Amount of award may vary. Award maximums are set at $2,000 per student for domestic research projects and $2,500 for projects that take place abroad. Grants are awarded on the basis of: the merits of the project and the strength of the proposal, a solid academic background and overall grade point average, and faculty recommendation and/or sponsor support for the project.
The sixth week of term preceding term of research.
For Fall Term '20: August 2, 2020
For Winter Term '21: October 21, 2020
For Spring Term '20: February 15, 2021
For Summer Term '20: May 10, 2021
National Survey of Caregivers
This research project was conducted by a PhD student at the Center for Technology and Behavioral Health at Dartmouth College. The research analyzed the effects of recording technology on patients with neurodegenerative disease and how recording technology can be used as an aid for caregivers. Data was gathered on the unmet critical need to understand how caregivers interact with communication technology, their views on recording, and how caregivers might use technology to improve their ability to communicate and effectively prepare to meet the needs of patients.

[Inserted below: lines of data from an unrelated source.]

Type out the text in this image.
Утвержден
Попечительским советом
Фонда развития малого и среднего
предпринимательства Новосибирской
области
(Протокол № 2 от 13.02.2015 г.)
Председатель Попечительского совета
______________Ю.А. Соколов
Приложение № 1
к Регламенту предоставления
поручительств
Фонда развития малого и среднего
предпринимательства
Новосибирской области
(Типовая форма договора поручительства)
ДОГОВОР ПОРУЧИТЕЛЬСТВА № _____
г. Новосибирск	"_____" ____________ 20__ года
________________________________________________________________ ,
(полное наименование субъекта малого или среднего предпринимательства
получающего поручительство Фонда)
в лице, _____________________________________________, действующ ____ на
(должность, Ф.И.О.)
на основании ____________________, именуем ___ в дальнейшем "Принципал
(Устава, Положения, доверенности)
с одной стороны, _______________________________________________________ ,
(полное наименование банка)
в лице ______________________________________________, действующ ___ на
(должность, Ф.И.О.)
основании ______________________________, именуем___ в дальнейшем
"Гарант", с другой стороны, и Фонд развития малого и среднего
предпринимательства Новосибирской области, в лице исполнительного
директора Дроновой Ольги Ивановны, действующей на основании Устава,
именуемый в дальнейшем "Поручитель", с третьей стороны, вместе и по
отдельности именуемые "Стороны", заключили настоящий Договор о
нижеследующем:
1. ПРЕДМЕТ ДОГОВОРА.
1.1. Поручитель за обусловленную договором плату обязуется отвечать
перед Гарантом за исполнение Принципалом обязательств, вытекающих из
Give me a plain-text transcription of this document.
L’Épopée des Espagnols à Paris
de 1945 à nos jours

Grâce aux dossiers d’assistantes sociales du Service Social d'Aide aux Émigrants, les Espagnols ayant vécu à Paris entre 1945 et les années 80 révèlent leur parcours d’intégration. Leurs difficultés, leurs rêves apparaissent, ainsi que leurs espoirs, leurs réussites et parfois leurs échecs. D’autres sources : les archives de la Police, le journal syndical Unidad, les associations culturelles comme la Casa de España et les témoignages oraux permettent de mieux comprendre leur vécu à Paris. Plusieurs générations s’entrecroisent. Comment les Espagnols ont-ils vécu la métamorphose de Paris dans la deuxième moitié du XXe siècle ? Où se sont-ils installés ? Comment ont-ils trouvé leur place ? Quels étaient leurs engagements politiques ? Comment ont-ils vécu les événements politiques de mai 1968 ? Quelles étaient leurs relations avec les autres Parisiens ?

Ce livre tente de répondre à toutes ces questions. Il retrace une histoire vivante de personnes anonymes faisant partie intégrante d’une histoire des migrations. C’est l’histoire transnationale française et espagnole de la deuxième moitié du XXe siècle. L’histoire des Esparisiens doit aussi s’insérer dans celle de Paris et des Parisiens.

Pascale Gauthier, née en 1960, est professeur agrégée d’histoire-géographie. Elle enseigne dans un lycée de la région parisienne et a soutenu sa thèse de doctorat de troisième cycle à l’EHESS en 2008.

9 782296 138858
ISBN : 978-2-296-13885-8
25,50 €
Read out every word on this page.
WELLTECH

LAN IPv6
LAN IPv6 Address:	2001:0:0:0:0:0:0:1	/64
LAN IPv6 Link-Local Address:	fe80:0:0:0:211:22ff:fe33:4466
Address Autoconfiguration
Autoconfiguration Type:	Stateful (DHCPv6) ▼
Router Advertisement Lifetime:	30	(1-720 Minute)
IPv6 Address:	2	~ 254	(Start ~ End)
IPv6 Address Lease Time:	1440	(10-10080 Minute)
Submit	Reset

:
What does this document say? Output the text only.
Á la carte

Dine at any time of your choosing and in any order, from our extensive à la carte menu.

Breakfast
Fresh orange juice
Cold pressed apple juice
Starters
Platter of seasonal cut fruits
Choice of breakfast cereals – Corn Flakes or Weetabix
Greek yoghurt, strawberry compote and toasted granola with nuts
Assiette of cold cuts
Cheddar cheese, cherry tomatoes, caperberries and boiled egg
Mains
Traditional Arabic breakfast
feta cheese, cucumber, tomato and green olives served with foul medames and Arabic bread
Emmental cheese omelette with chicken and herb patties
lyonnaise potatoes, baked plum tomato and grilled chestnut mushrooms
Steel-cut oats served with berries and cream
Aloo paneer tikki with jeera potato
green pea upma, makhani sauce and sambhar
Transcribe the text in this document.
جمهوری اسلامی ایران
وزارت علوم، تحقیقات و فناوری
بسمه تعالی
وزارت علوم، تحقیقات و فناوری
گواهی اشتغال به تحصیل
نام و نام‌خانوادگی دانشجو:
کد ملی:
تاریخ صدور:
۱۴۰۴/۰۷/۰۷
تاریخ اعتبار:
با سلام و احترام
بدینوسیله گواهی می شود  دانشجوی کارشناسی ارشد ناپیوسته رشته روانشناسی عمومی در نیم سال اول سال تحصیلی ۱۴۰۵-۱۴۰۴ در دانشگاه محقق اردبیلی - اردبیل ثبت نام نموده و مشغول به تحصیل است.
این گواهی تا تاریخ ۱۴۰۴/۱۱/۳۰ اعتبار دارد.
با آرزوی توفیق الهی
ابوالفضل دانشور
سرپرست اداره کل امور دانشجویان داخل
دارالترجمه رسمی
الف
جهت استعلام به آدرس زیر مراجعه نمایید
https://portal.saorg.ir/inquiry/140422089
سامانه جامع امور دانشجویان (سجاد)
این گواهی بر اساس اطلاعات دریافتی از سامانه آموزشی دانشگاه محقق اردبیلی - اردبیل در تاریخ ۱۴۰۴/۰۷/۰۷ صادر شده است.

Ethical Implications of Media Influence on Altering US Public Opinion
Undergrad student research on how media coverage of the recent demonstrations and violence perpetrated by both the protesters and the pro-China police in Hong Kong affects U.S. public opinion about China and foreign policy preferences towards both China and Hong Kong. Experiment, to be fielded in the U.S., respondents are randomly exposed to either neutral, pro-China, or pro-Hong Kong news about the ongoing demonstrations, and then asked questions about their attitudes and preferences for subsequent U.S. foreign policies.
The State of Social and Political Expression on College Campuses
"What explains variation in student willingness and truthfulness when discussing social and political topics on campus?" Research to determine if a large percentage of undergraduate students across the political spectrum are muting at least some of their beliefs on social or political issues and the reasons behind self-censorship. Some potential reasons include preventing others from being offended, nipping emotionally-exhausting conversations on sensitive issues, being uncomfortable sharing partially-developed thoughts on polarizing topics, or being unwilling to speak on issues in which one lacks personal experience.